Misclassification of Commercial vs Transactional Messages

SDRs sometimes position overtly promotional outreach as relationship or informational messages, assuming CAN-SPAM does not apply. In reality, if the primary purpose is commercial promotion, the message must meet CAN-SPAM requirements, regardless of tone or formatting, and misclassification can lead to non-compliance.

Inconsistent Use of Compliant Footers in Sales Tools

Templates in marketing platforms are often carefully vetted, while one-off SDR emails and sequences may use ad hoc signatures and lack proper postal addresses or unsubscribe links. This inconsistency is especially risky when SDRs build their own templates without governance or QA.

Vendor and Outsourced SDR Oversight

When agencies or outsourced SDR partners send on a company's behalf, the brand is still responsible for CAN-SPAM compliance.

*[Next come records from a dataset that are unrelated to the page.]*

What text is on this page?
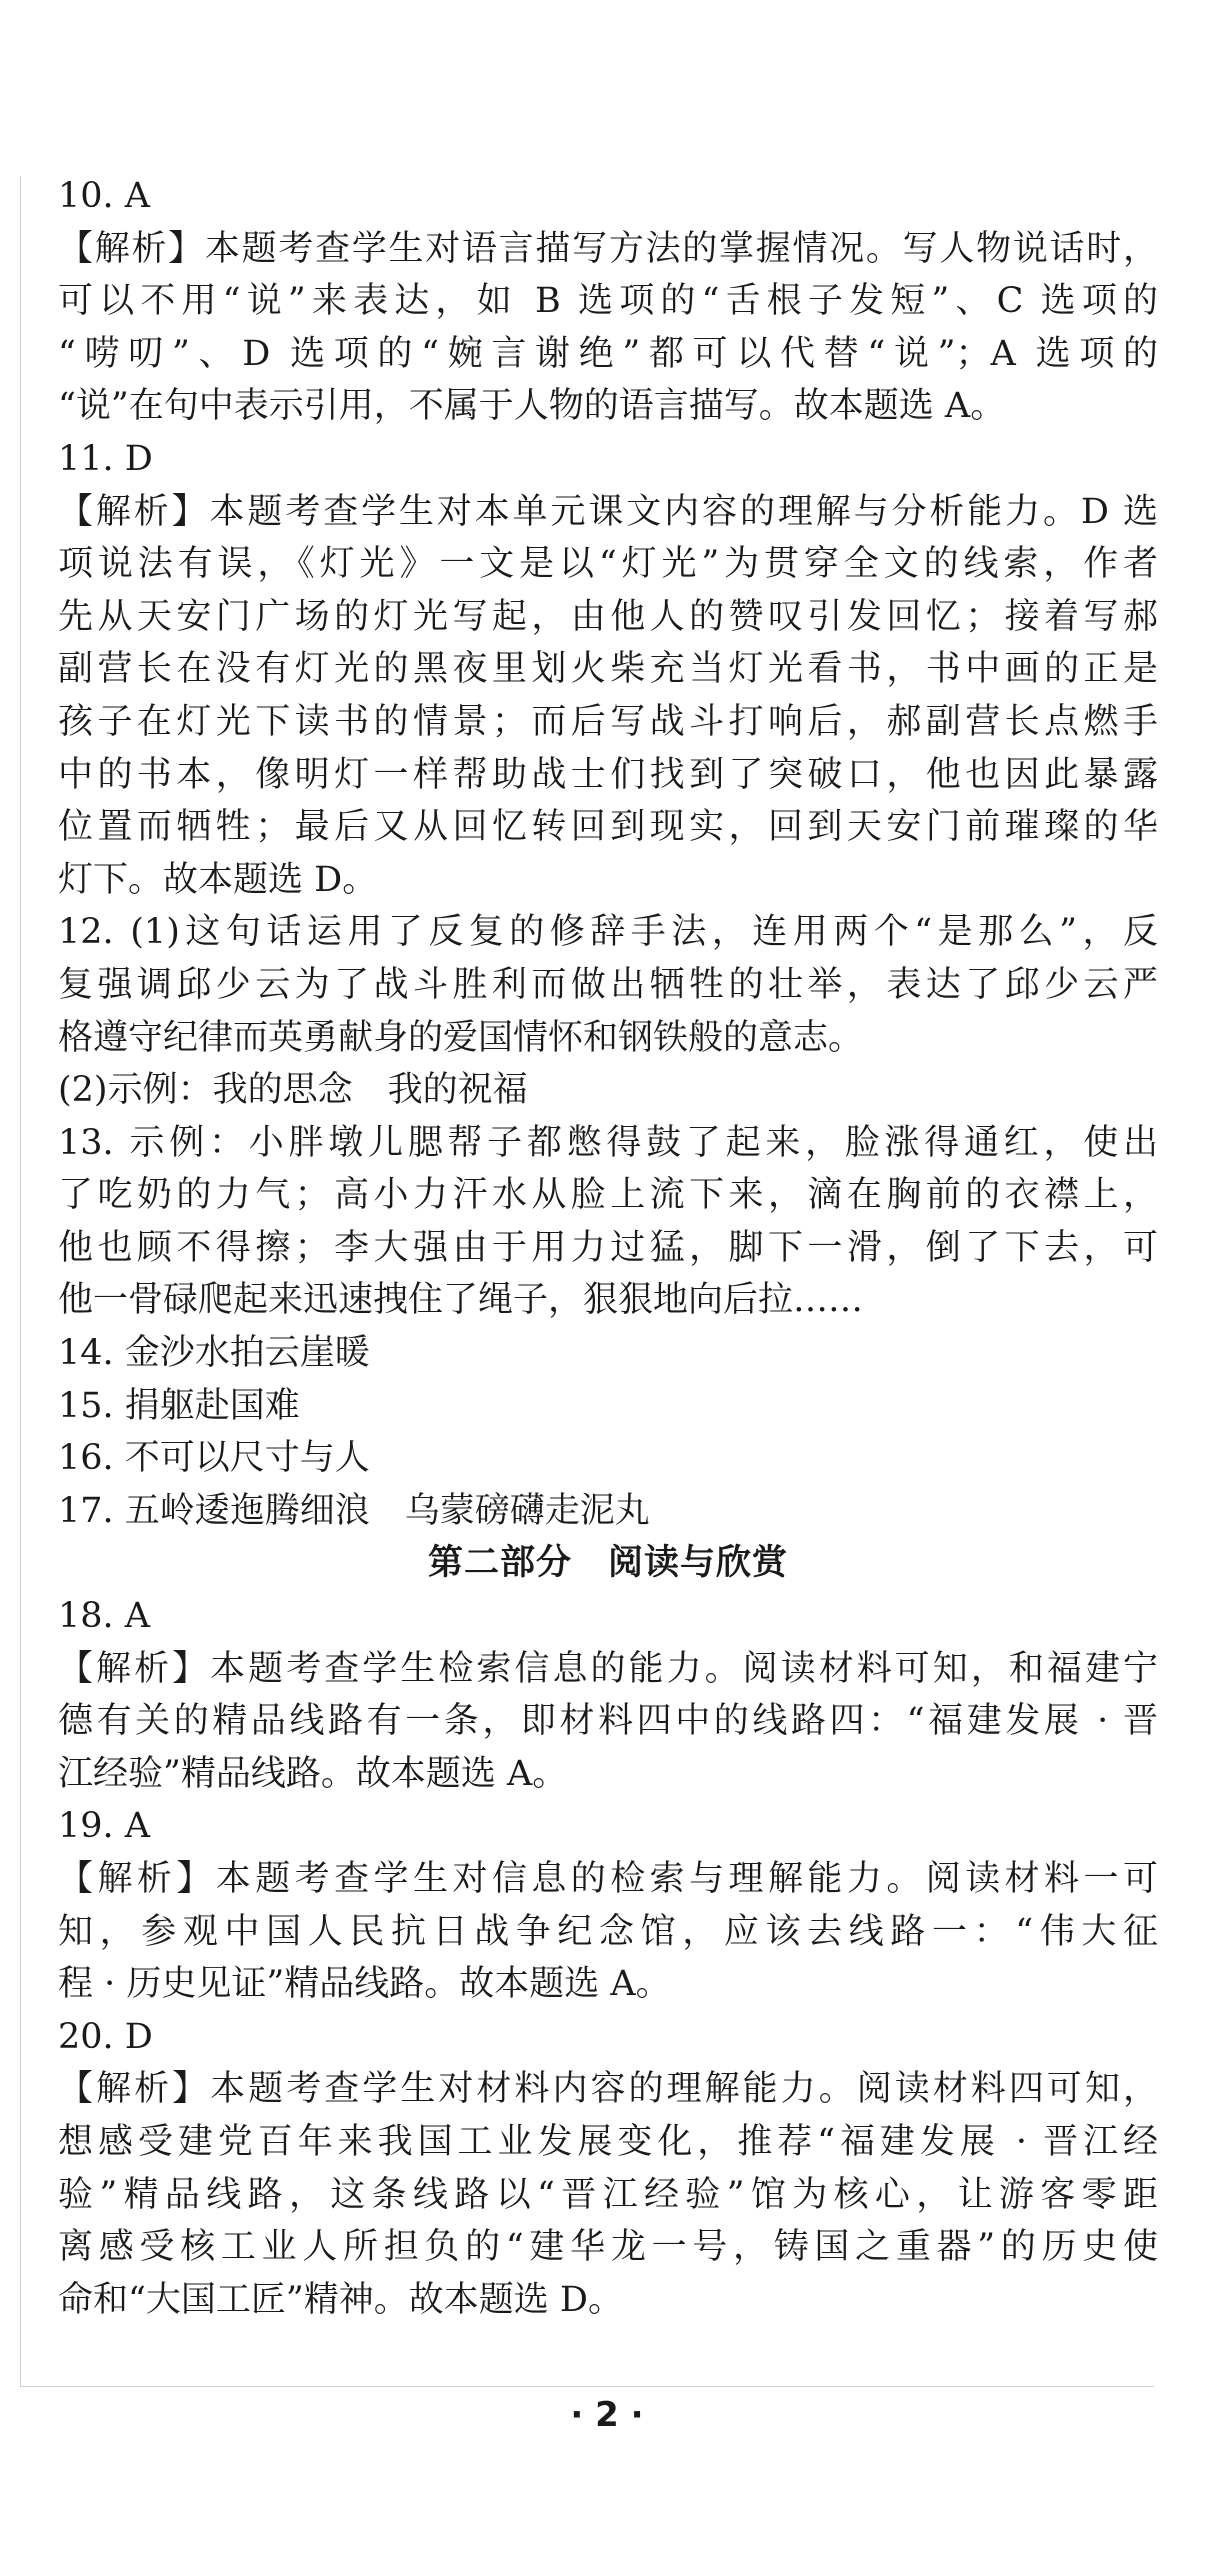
10. A
【解析】本题考查学生对语言描写方法的掌握情况。写人物说话时，
可以不用“说”来表达，如 B 选项的“舌根子发短”、C 选项的
“唠叨”、D 选项的“婉言谢绝”都可以代替“说”；A 选项的
“说”在句中表示引用，不属于人物的语言描写。故本题选 A。
11. D
【解析】本题考查学生对本单元课文内容的理解与分析能力。D 选
项说法有误，《灯光》一文是以“灯光”为贯穿全文的线索，作者
先从天安门广场的灯光写起，由他人的赞叹引发回忆；接着写郝
副营长在没有灯光的黑夜里划火柴充当灯光看书，书中画的正是
孩子在灯光下读书的情景；而后写战斗打响后，郝副营长点燃手
中的书本，像明灯一样帮助战士们找到了突破口，他也因此暴露
位置而牺牲；最后又从回忆转回到现实，回到天安门前璀璨的华
灯下。故本题选 D。
12. (1)这句话运用了反复的修辞手法，连用两个“是那么”，反
复强调邱少云为了战斗胜利而做出牺牲的壮举，表达了邱少云严
格遵守纪律而英勇献身的爱国情怀和钢铁般的意志。
(2)示例：我的思念　我的祝福
13. 示例：小胖墩儿腮帮子都憋得鼓了起来，脸涨得通红，使出
了吃奶的力气；高小力汗水从脸上流下来，滴在胸前的衣襟上，
他也顾不得擦；李大强由于用力过猛，脚下一滑，倒了下去，可
他一骨碌爬起来迅速拽住了绳子，狠狠地向后拉……
14. 金沙水拍云崖暖
15. 捐躯赴国难
16. 不可以尺寸与人
17. 五岭逶迤腾细浪　乌蒙磅礴走泥丸
第二部分　阅读与欣赏
18. A
【解析】本题考查学生检索信息的能力。阅读材料可知，和福建宁
德有关的精品线路有一条，即材料四中的线路四：“福建发展 · 晋
江经验”精品线路。故本题选 A。
19. A
【解析】本题考查学生对信息的检索与理解能力。阅读材料一可
知，参观中国人民抗日战争纪念馆，应该去线路一：“伟大征
程 · 历史见证”精品线路。故本题选 A。
20. D
【解析】本题考查学生对材料内容的理解能力。阅读材料四可知，
想感受建党百年来我国工业发展变化，推荐“福建发展 · 晋江经
验”精品线路，这条线路以“晋江经验”馆为核心，让游客零距
离感受核工业人所担负的“建华龙一号，铸国之重器”的历史使
命和“大国工匠”精神。故本题选 D。
· 2 ·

Without clear contractual requirements, template reviews, and list-handling standards, organizations can inherit legal exposure from third parties they do not fully control.

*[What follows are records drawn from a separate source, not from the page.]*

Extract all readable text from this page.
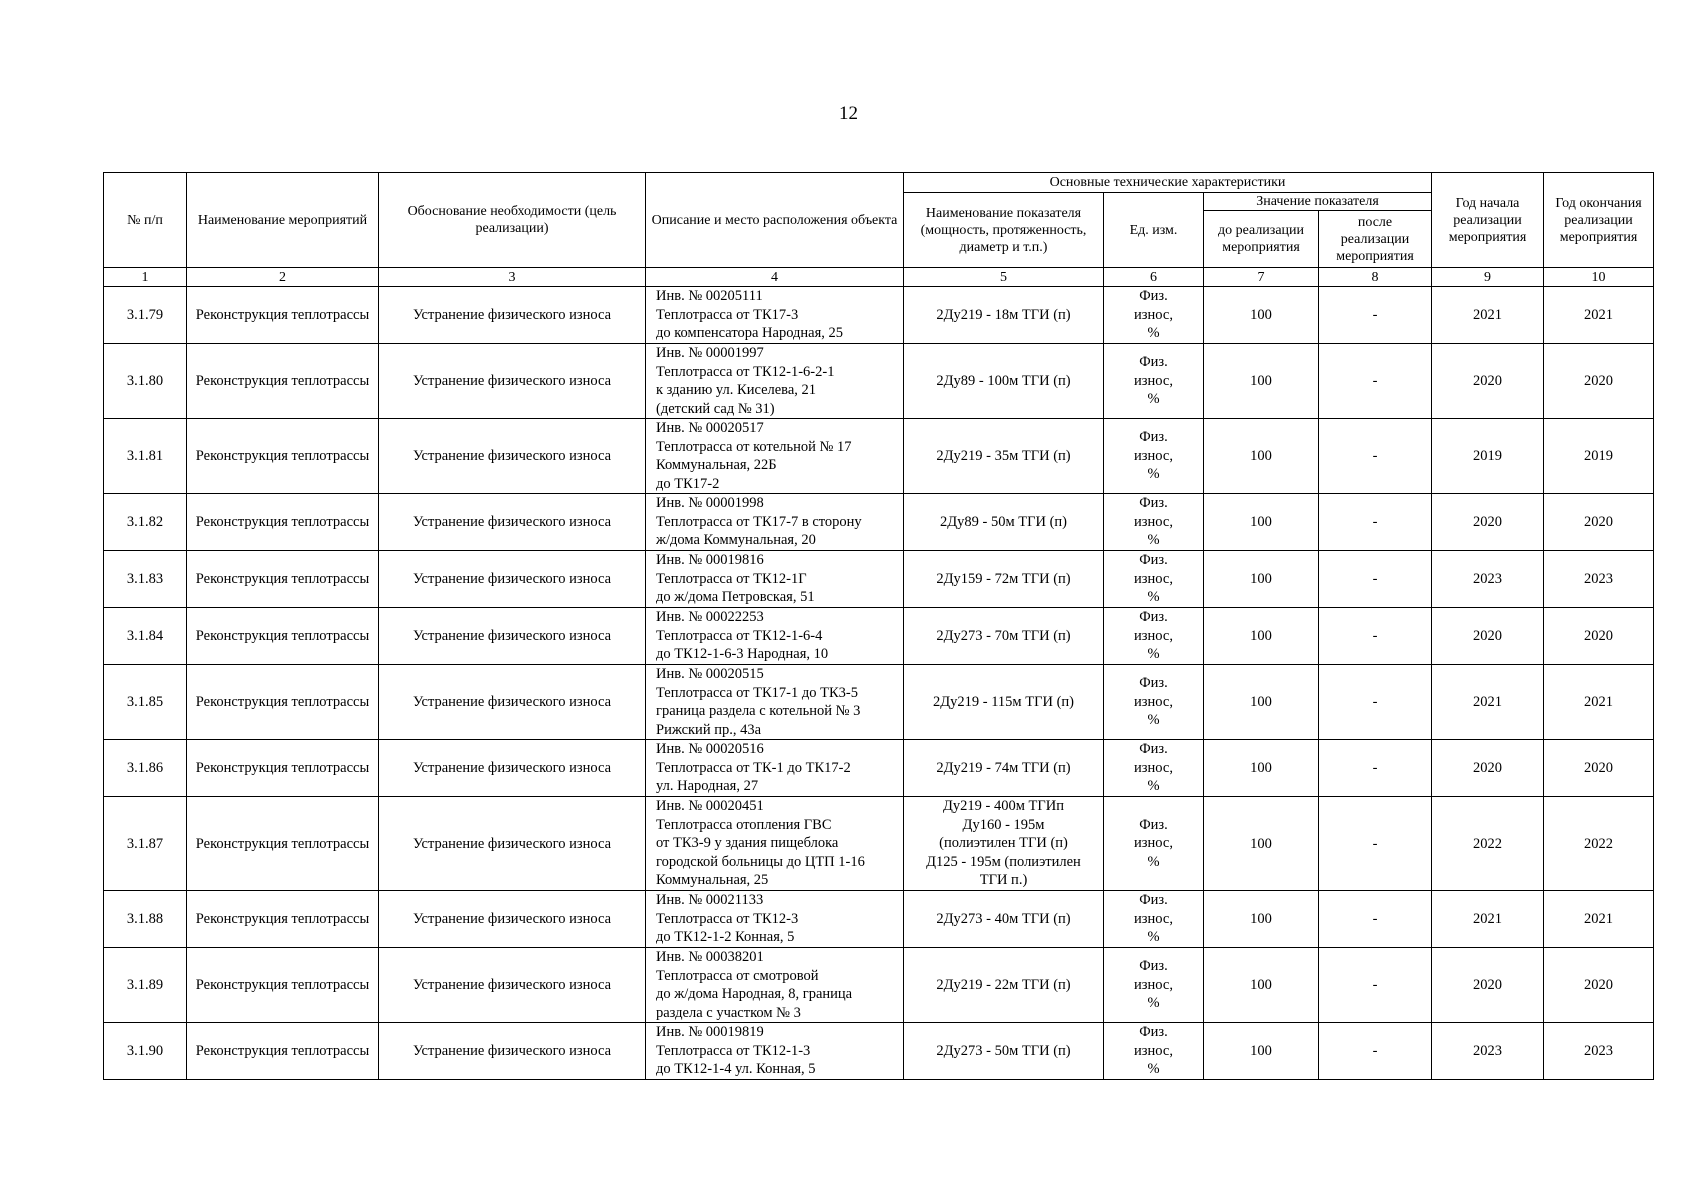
12
№ п/п	Наименование мероприятий	Обоснование необходимости (цель реализации)	Описание и место расположения объекта	Основные технические характеристики				Год начала реализации мероприятия	Год окончания реализации мероприятия
				Наименование показателя (мощность, протяженность, диаметр и т.п.)	Ед. изм.	Значение показателя			
						до реализации мероприятия	после реализации мероприятия		
1	2	3	4	5	6	7	8	9	10
3.1.79	Реконструкция теплотрассы	Устранение физического износа	Инв. № 00205111
Теплотрасса от ТК17-3
до компенсатора Народная, 25	2Ду219 - 18м ТГИ (п)	Физ.
износ,
%	100	-	2021	2021
3.1.80	Реконструкция теплотрассы	Устранение физического износа	Инв. № 00001997
Теплотрасса от ТК12-1-6-2-1
к зданию ул. Киселева, 21
(детский сад № 31)	2Ду89 - 100м ТГИ (п)	Физ.
износ,
%	100	-	2020	2020
3.1.81	Реконструкция теплотрассы	Устранение физического износа	Инв. № 00020517
Теплотрасса от котельной № 17
Коммунальная, 22Б
до ТК17-2	2Ду219 - 35м ТГИ (п)	Физ.
износ,
%	100	-	2019	2019
3.1.82	Реконструкция теплотрассы	Устранение физического износа	Инв. № 00001998
Теплотрасса от ТК17-7 в сторону
ж/дома Коммунальная, 20	2Ду89 - 50м ТГИ (п)	Физ.
износ,
%	100	-	2020	2020
3.1.83	Реконструкция теплотрассы	Устранение физического износа	Инв. № 00019816
Теплотрасса от ТК12-1Г
до ж/дома Петровская, 51	2Ду159 - 72м ТГИ (п)	Физ.
износ,
%	100	-	2023	2023
3.1.84	Реконструкция теплотрассы	Устранение физического износа	Инв. № 00022253
Теплотрасса от ТК12-1-6-4
до ТК12-1-6-3 Народная, 10	2Ду273 - 70м ТГИ (п)	Физ.
износ,
%	100	-	2020	2020
3.1.85	Реконструкция теплотрассы	Устранение физического износа	Инв. № 00020515
Теплотрасса от ТК17-1 до ТК3-5
граница раздела с котельной № 3
Рижский пр., 43а	2Ду219 - 115м ТГИ (п)	Физ.
износ,
%	100	-	2021	2021
3.1.86	Реконструкция теплотрассы	Устранение физического износа	Инв. № 00020516
Теплотрасса от ТК-1 до ТК17-2
ул. Народная, 27	2Ду219 - 74м ТГИ (п)	Физ.
износ,
%	100	-	2020	2020
3.1.87	Реконструкция теплотрассы	Устранение физического износа	Инв. № 00020451
Теплотрасса отопления ГВС
от ТК3-9 у здания пищеблока
городской больницы до ЦТП 1-16
Коммунальная, 25	Ду219 - 400м ТГИп
Ду160 - 195м
(полиэтилен ТГИ (п)
Д125 - 195м (полиэтилен
ТГИ п.)	Физ.
износ,
%	100	-	2022	2022
3.1.88	Реконструкция теплотрассы	Устранение физического износа	Инв. № 00021133
Теплотрасса от ТК12-3
до ТК12-1-2 Конная, 5	2Ду273 - 40м ТГИ (п)	Физ.
износ,
%	100	-	2021	2021
3.1.89	Реконструкция теплотрассы	Устранение физического износа	Инв. № 00038201
Теплотрасса от смотровой
до ж/дома Народная, 8, граница
раздела с участком № 3	2Ду219 - 22м ТГИ (п)	Физ.
износ,
%	100	-	2020	2020
3.1.90	Реконструкция теплотрассы	Устранение физического износа	Инв. № 00019819
Теплотрасса от ТК12-1-3
до ТК12-1-4 ул. Конная, 5	2Ду273 - 50м ТГИ (п)	Физ.
износ,
%	100	-	2023	2023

Navigating Global Overlaps with Other Email Laws

B2B teams selling into multiple regions must manage CAN-SPAM alongside stricter opt-in regimes like GDPR and CASL. Confusing these frameworks can lead either to under-compliance in some jurisdictions or overly restrictive global rules that unnecessarily limit US-legal B2B outreach.

Questions, answered

CAN-SPAM FAQs

The short version is on the surface. Open any question to go deeper.

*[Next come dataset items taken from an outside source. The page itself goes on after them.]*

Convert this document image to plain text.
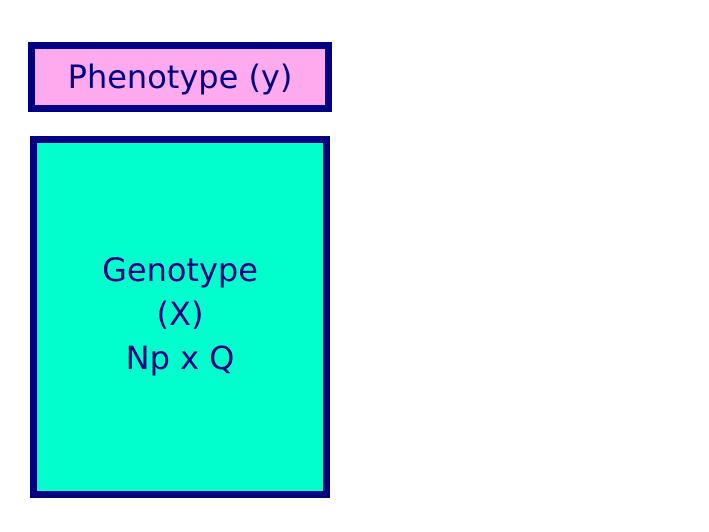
Phenotype (y)
Genotype
(X)
Np x Q
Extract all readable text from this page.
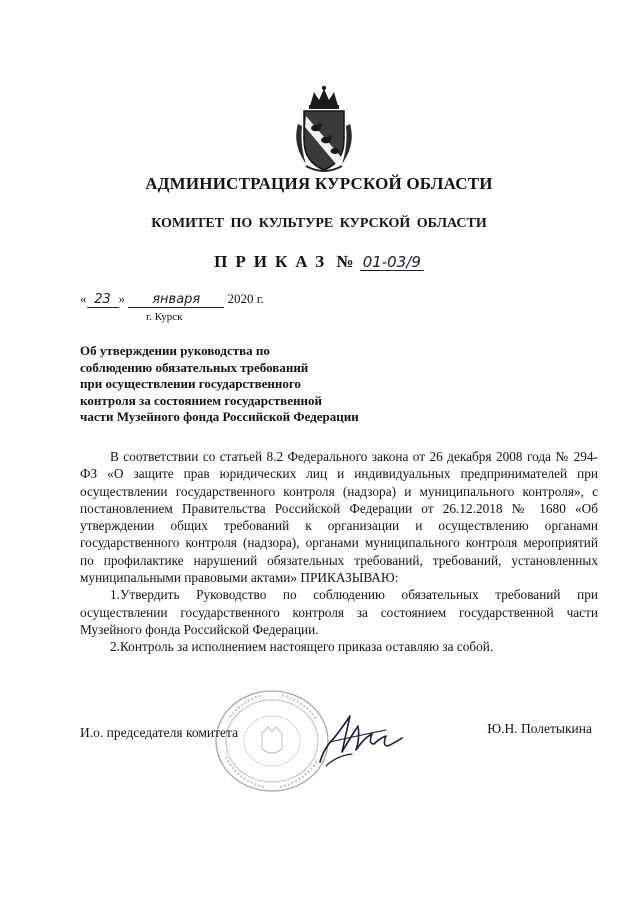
АДМИНИСТРАЦИЯ КУРСКОЙ ОБЛАСТИ
КОМИТЕТ ПО КУЛЬТУРЕ КУРСКОЙ ОБЛАСТИ
ПРИКАЗ № 01-03/9
« 23 » января 2020 г.
г. Курск
Об утверждении руководства по
соблюдению обязательных требований
при осуществлении государственного
контроля за состоянием государственной
части Музейного фонда Российской Федерации

В соответствии со статьей 8.2 Федерального закона от 26 декабря 2008 года № 294-ФЗ «О защите прав юридических лиц и индивидуальных предпринимателей при осуществлении государственного контроля (надзора) и муниципального контроля», с постановлением Правительства Российской Федерации от 26.12.2018 № 1680 «Об утверждении общих требований к организации и осуществлению органами государственного контроля (надзора), органами муниципального контроля мероприятий по профилактике нарушений обязательных требований, требований, установленных муниципальными правовыми актами» ПРИКАЗЫВАЮ:

1.Утвердить Руководство по соблюдению обязательных требований при осуществлении государственного контроля за состоянием государственной части Музейного фонда Российской Федерации.

2.Контроль за исполнением настоящего приказа оставляю за собой.

И.о. председателя комитета	Ю.Н. Полетыкина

Yes. CAN-SPAM is an opt-out regime, meaning you may send unsolicited commercial emails to US business contacts as long as you follow its rules: truthful header and subject information, clear identification of marketing content, a working unsubscribe mechanism, prompt honoring of opt-outs, and inclusion of a physical postal address. Other countries may require opt-in, so adjust your strategy by region.
If the primary purpose of an SDR's email is to promote a product, service, or meeting, it is a commercial email and must comply with CAN-SPAM, even if it looks like a personal message. Including a clear, easy unsubscribe link and your company's physical address in every prospecting email is the safest, most scalable approach.
For US law, prior opt-in is not required for commercial email; CAN-SPAM requires that you provide recipients with the right and a mechanism to opt out of future messages. However, consent-based lists usually deliver better engagement and fewer complaints, and they may be mandatory under other laws like GDPR or CASL for non-US recipients.
Your company remains responsible, even if a third party sends emails on your behalf. Regulators can hold both the sender and the party that procures the sending accountable, so you must ensure contracts, templates, suppression lists, and processes used by agencies or outsourced SDR teams meet CAN-SPAM standards.
Each non-compliant email can trigger a civil penalty that, after inflation adjustments, can exceed fifty thousand dollars per message, and there is no overall cap on total fines. In egregious cases involving fraud or aggravated violations, additional civil or even criminal penalties may apply, making diligent compliance essential for high-volume B2B senders.
While deliverability is technically governed by mailbox provider algorithms rather than law, CAN-SPAM-compliant practices reduce spam complaints and improve perceived legitimacy, both of which feed into reputation-based filtering. When combined with proper authentication and clean lists, compliance supports stronger inbox placement and more reliable performance from SDR sequences.